If k is a positive integer, What is the remainder when 2^k is divided

General approach is correct, though the red parts are not.

The last digit of 2^k repeats in pattern of 4 (cyclicity is 4):
2^1=2 --> last digit is 2;
2^2=4 --> last digit is 4;
2^3=8 --> last digit is 8;
2^4=16 --> last digit is 6;
2^5=32 --> last digit is 2 again;

Now, when k itself is a multiple of 4 (when there is no remainder upon division k by cyclicity number), then the last digit will be the last digit of 2^4 (4th in pattern), so 6 not 1 (taking 2^0) as you've written.

If k is a positive integer, what is the remainder when 2^k is divided by 10?

Notice that all we need to know to answer the question is the last digit of 2^k.

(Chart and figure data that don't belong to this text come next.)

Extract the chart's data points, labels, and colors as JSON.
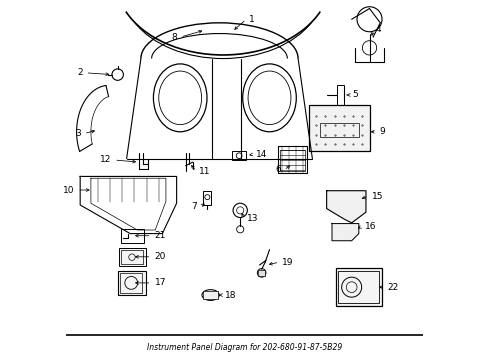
{
  "title": "Instrument Panel Diagram for 202-680-91-87-5B29",
  "bg_color": "#ffffff",
  "line_color": "#000000",
  "text_color": "#000000",
  "fig_width": 4.89,
  "fig_height": 3.6,
  "dpi": 100
}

(1) k is divisible by 10 --> different multiples of 10 yield different remainders upon division by 4 (for example 10/4 yields 2 and 20/4 yields 0), thus we can not get the single numerical value of the last digit of 2^k. Not sufficient.

(2) k is divisible by 4 --> as discussed, when k is a multiple of 4, the last digit of 2^k equals to the last digit of 2^4, which is 6. Integer ending with 6 yields remainder of 6 upon division by 10. Sufficient.

Answer: B.

Hope it's clear.